I begin by speaking to Government amendment 12. This change was prompted by an amendment proposed in Committee by the hon. Member for Nottingham East (Chris Leslie), on the wording used to ensure that the view of the Treasury member of the FPC cannot be taken into account in determining whether the FPC has reached a decision by consensus. Although the substance of the provision, which is consistent with the general principle that the Treasury member of the FPC should not have a vote, was endorsed by the Committee, some members of the Committee thought that the wording was ambiguous. Some, including the hon. Member for Foyle (Mark Durkan), felt that the current wording could imply that the Treasury is not even allowed to exercise influence through debate or discussion.

I therefore committed to look again at the wording to see whether it could be made clearer. Amendment 12 amends the provision to make it clear that in determining whether the FPC has reached consensus, the chair should disregard “any view expressed” by the Treasury member. This does not mean that the Treasury member cannot influence the discussion and debate, but in determining consensus, that voice should not be taken into account.

The main focus of the debate has been accountability and transparency. That is absolutely right. Hon. Members are right to highlight the fact that as a consequence of the Bill, the Bank of England takes on more power and responsibility, partly because the PRA becomes part of the Bank family, and through the creation of the FPC. It is right that we strengthen the transparency and accountability of the Bank as a consequence of the reforms before us. The debate about macro-prudential tools was a helpful way of characterising that debate and talking about some of the proposals that we have made.

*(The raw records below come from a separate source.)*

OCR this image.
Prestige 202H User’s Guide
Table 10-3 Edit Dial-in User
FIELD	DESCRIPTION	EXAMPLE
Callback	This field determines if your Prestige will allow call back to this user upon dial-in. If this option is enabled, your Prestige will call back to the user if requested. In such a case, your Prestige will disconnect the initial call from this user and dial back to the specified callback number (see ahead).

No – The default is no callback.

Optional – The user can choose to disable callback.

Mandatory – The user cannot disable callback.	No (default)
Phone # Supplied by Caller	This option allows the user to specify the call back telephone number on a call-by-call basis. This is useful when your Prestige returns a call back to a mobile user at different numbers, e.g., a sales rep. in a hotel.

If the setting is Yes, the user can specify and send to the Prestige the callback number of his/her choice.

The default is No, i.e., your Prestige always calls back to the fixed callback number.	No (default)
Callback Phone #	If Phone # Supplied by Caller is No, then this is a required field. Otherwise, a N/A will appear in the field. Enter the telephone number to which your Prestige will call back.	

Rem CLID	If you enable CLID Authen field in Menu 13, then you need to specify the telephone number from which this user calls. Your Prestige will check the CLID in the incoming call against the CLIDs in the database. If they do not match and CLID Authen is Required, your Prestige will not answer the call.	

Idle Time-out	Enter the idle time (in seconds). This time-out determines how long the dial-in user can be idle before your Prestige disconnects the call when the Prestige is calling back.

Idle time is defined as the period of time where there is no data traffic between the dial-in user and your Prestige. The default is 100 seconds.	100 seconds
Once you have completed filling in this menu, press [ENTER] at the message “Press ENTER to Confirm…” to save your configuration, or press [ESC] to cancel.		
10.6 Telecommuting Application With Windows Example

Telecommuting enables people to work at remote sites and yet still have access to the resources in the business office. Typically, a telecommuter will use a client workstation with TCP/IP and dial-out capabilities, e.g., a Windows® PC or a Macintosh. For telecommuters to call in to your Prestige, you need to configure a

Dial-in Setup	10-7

We are committed to ensuring the ex ante approval of those macro-prudential tools by this place and the other place. Hon. Members are right to call for a review of the use of those tools and a retrospective review of the Bank’s performance. That is important too.

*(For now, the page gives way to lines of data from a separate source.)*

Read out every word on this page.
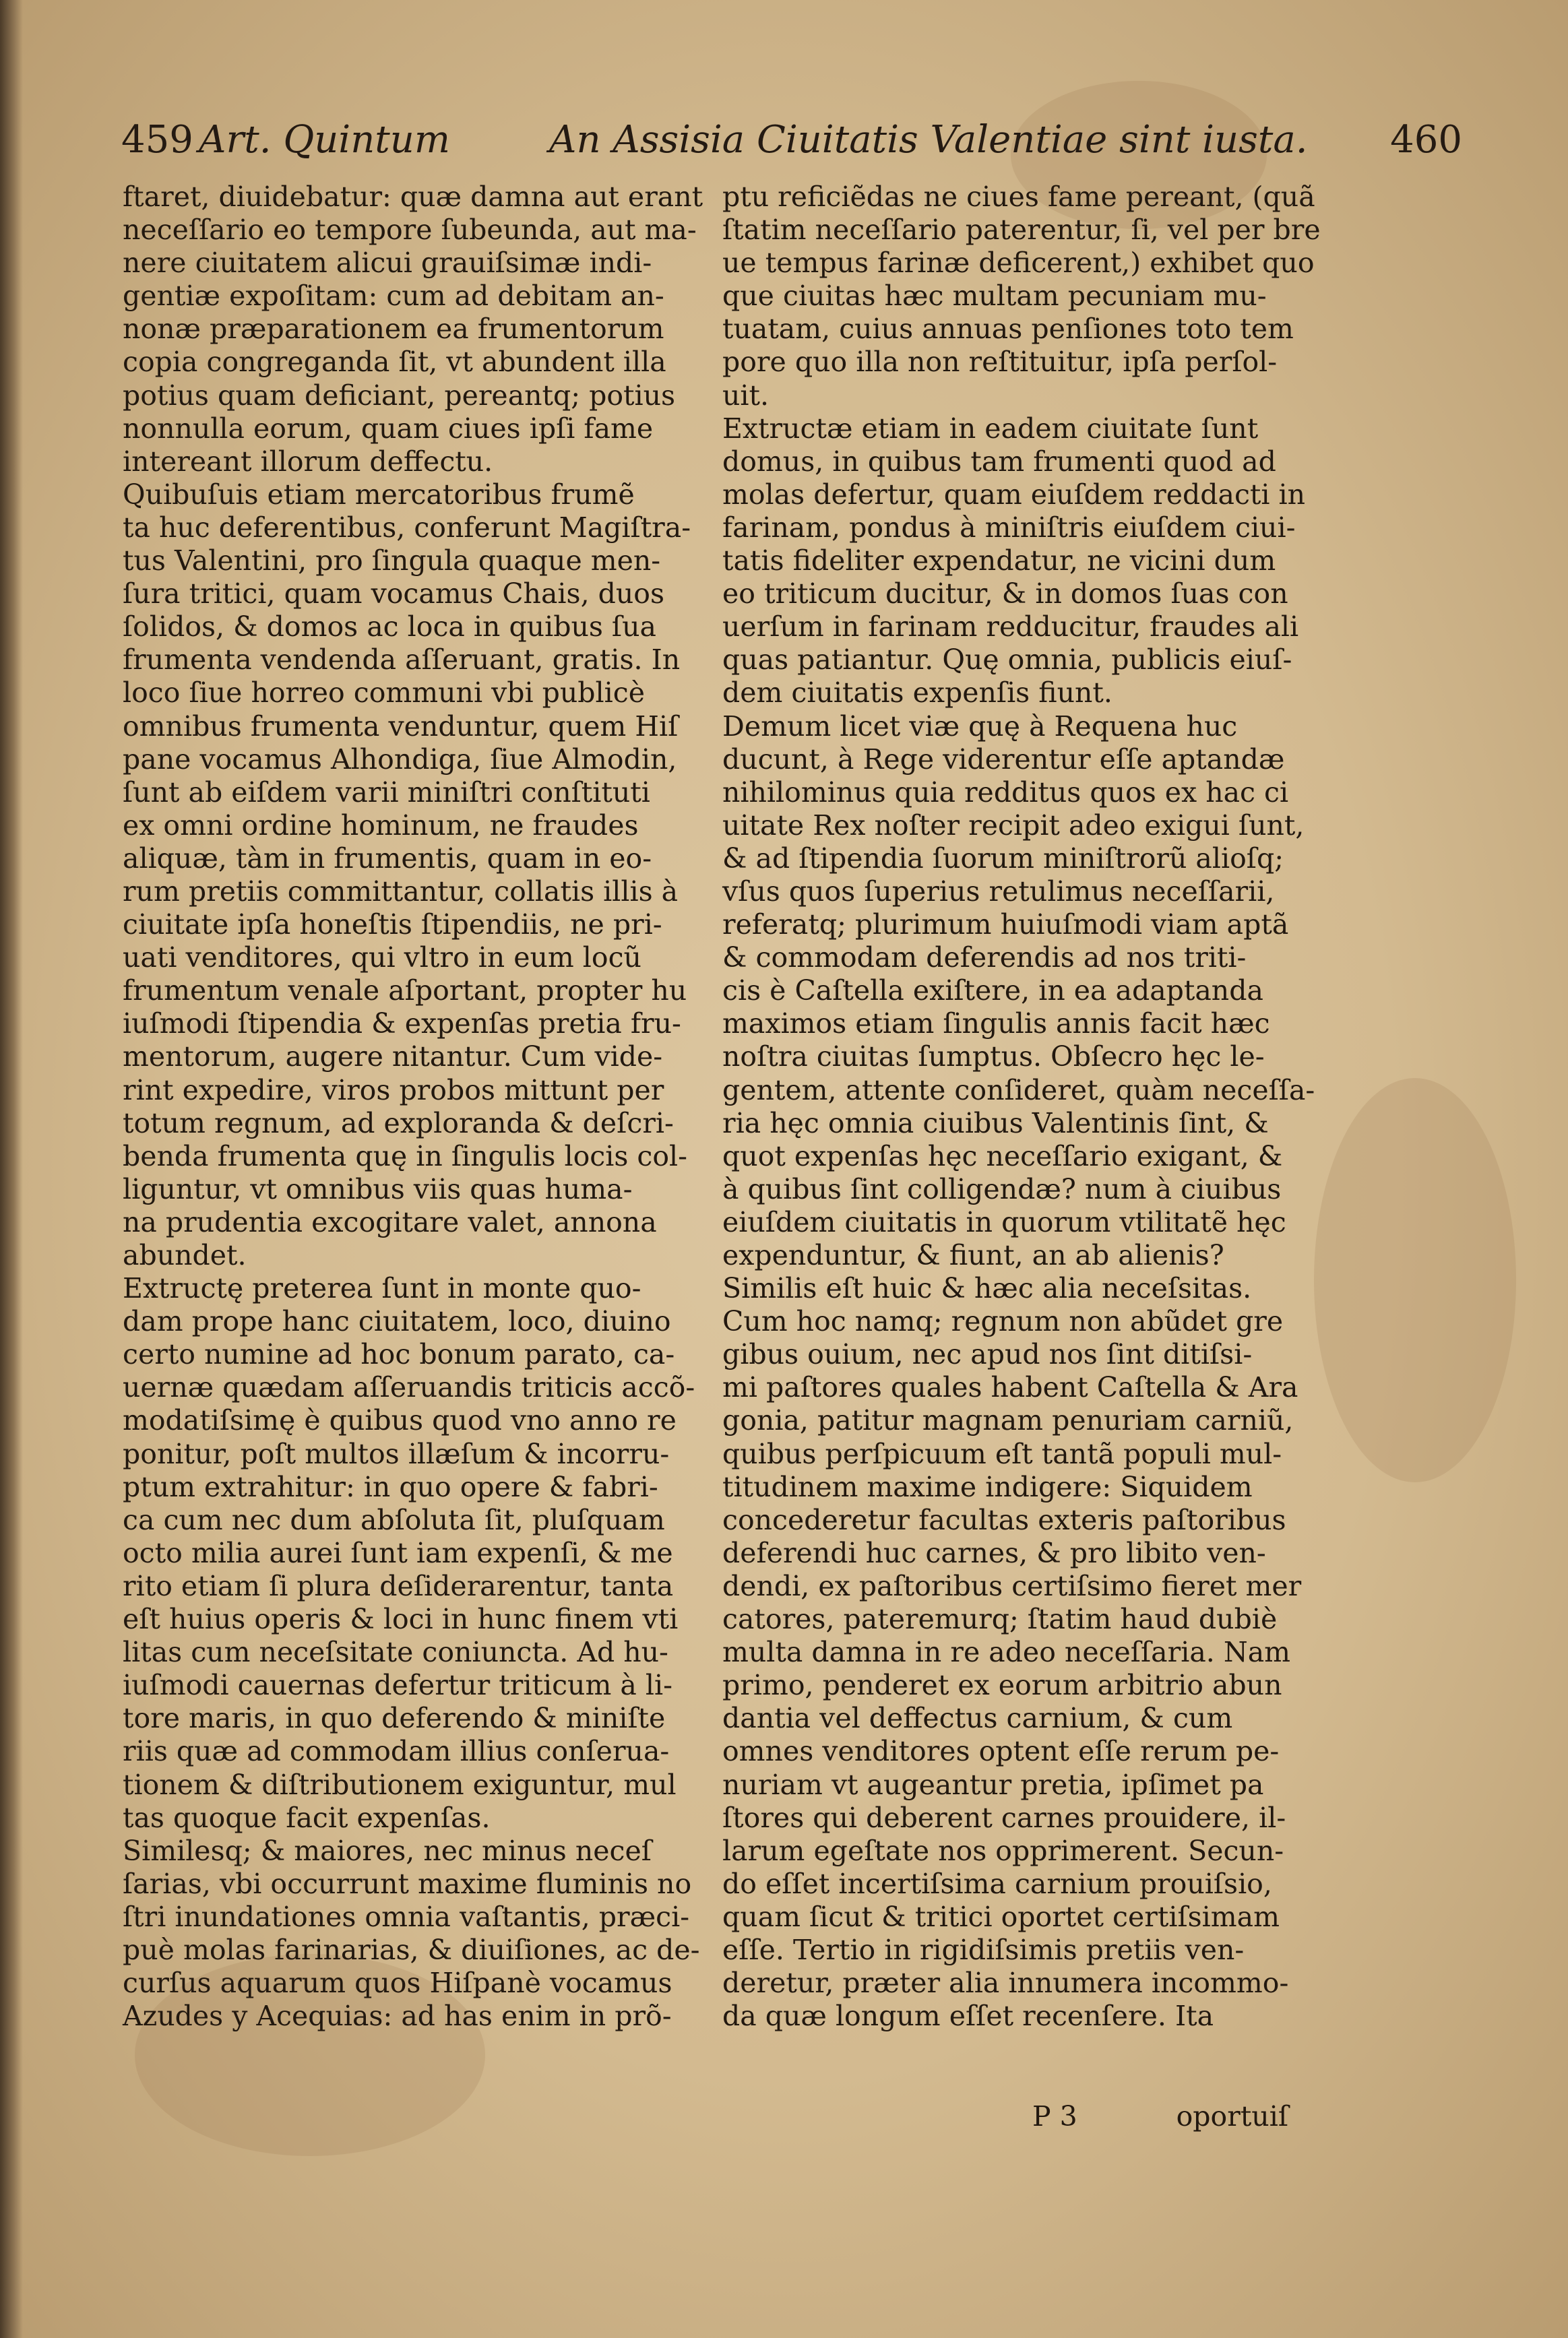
459 Art. Quintum	An Assisia Ciuitatis Valentiae sint iusta. 460
ftaret, diuidebatur: quæ damna aut erant
neceſſario eo tempore ſubeunda, aut ma-
nere ciuitatem alicui grauiſsimæ indi-
gentiæ expoſitam: cum ad debitam an-
nonæ præparationem ea frumentorum
copia congreganda ſit, vt abundent illa
potius quam deficiant, pereantq; potius
nonnulla eorum, quam ciues ipſi fame
intereant illorum deffectu.
Quibuſuis etiam mercatoribus frumẽ
ta huc deferentibus, conferunt Magiſtra-
tus Valentini, pro ſingula quaque men-
ſura tritici, quam vocamus Chais, duos
ſolidos, & domos ac loca in quibus ſua
frumenta vendenda aſſeruant, gratis. In
loco ſiue horreo communi vbi publicè
omnibus frumenta venduntur, quem Hiſ
pane vocamus Alhondiga, ſiue Almodin,
ſunt ab eiſdem varii miniſtri conſtituti
ex omni ordine hominum, ne fraudes
aliquæ, tàm in frumentis, quam in eo-
rum pretiis committantur, collatis illis à
ciuitate ipſa honeſtis ſtipendiis, ne pri-
uati venditores, qui vltro in eum locũ
frumentum venale aſportant, propter hu
iuſmodi ſtipendia & expenſas pretia fru-
mentorum, augere nitantur. Cum vide-
rint expedire, viros probos mittunt per
totum regnum, ad exploranda & deſcri-
benda frumenta quę in ſingulis locis col-
liguntur, vt omnibus viis quas huma-
na prudentia excogitare valet, annona
abundet.
Extructę preterea ſunt in monte quo-
dam prope hanc ciuitatem, loco, diuino
certo numine ad hoc bonum parato, ca-
uernæ quædam aſſeruandis triticis accõ-
modatiſsimę è quibus quod vno anno re
ponitur, poſt multos illæſum & incorru-
ptum extrahitur: in quo opere & fabri-
ca cum nec dum abſoluta ſit, pluſquam
octo milia aurei ſunt iam expenſi, & me
rito etiam ſi plura deſiderarentur, tanta
eſt huius operis & loci in hunc finem vti
litas cum neceſsitate coniuncta. Ad hu-
iuſmodi cauernas defertur triticum à li-
tore maris, in quo deferendo & miniſte
riis quæ ad commodam illius conſerua-
tionem & diſtributionem exiguntur, mul
tas quoque facit expenſas.
Similesq; & maiores, nec minus neceſ
ſarias, vbi occurrunt maxime fluminis no
ſtri inundationes omnia vaſtantis, præci-
puè molas farinarias, & diuiſiones, ac de-
curſus aquarum quos Hiſpanè vocamus
Azudes y Acequias: ad has enim in prõ-
ptu reficiẽdas ne ciues fame pereant, (quã
ſtatim neceſſario paterentur, ſi, vel per bre
ue tempus farinæ deficerent,) exhibet quo
que ciuitas hæc multam pecuniam mu-
tuatam, cuius annuas penſiones toto tem
pore quo illa non reſtituitur, ipſa perſol-
uit.
Extructæ etiam in eadem ciuitate ſunt
domus, in quibus tam frumenti quod ad
molas defertur, quam eiuſdem reddacti in
farinam, pondus à miniſtris eiuſdem ciui-
tatis fideliter expendatur, ne vicini dum
eo triticum ducitur, & in domos ſuas con
uerſum in farinam redducitur, fraudes ali
quas patiantur. Quę omnia, publicis eiuſ-
dem ciuitatis expenſis fiunt.
Demum licet viæ quę à Requena huc
ducunt, à Rege viderentur eſſe aptandæ
nihilominus quia redditus quos ex hac ci
uitate Rex noſter recipit adeo exigui ſunt,
& ad ſtipendia ſuorum miniſtrorũ alioſq;
vſus quos ſuperius retulimus neceſſarii,
referatq; plurimum huiuſmodi viam aptã
& commodam deferendis ad nos triti-
cis è Caſtella exiſtere, in ea adaptanda
maximos etiam ſingulis annis facit hæc
noſtra ciuitas ſumptus. Obſecro hęc le-
gentem, attente conſideret, quàm neceſſa-
ria hęc omnia ciuibus Valentinis ſint, &
quot expenſas hęc neceſſario exigant, &
à quibus ſint colligendæ? num à ciuibus
eiuſdem ciuitatis in quorum vtilitatẽ hęc
expenduntur, & fiunt, an ab alienis?
Similis eſt huic & hæc alia neceſsitas.
Cum hoc namq; regnum non abũdet gre
gibus ouium, nec apud nos ſint ditiſsi-
mi paſtores quales habent Caſtella & Ara
gonia, patitur magnam penuriam carniũ,
quibus perſpicuum eſt tantã populi mul-
titudinem maxime indigere: Siquidem
concederetur facultas exteris paſtoribus
deferendi huc carnes, & pro libito ven-
dendi, ex paſtoribus certiſsimo fieret mer
catores, pateremurq; ſtatim haud dubiè
multa damna in re adeo neceſſaria. Nam
primo, penderet ex eorum arbitrio abun
dantia vel deffectus carnium, & cum
omnes venditores optent eſſe rerum pe-
nuriam vt augeantur pretia, ipſimet pa
ſtores qui deberent carnes prouidere, il-
larum egeſtate nos opprimerent. Secun-
do eſſet incertiſsima carnium prouiſsio,
quam ſicut & tritici oportet certiſsimam
eſſe. Tertio in rigidiſsimis pretiis ven-
deretur, præter alia innumera incommo-
da quæ longum eſſet recenſere. Ita
P 3	oportuiſ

Let me deal first with the ex ante side of the equation. Amendment 22 talks about economic growth being part of the FPC’s objective. The Government are clear that the FPC’s principal aim should be to make the financial system safer and more stable. We do not seek the stability of the graveyard. The FPC should not be able to pursue stability to the point where the financial sector can no longer support the real economy. This means that the FPC should not be able to take action that would seriously damage the ability of the financial sector to contribute to growth in the medium to long term and the FPC should consider whether the costs of the action that it proposes would be disproportionate to its benefits. The Bill as drafted already ensures this.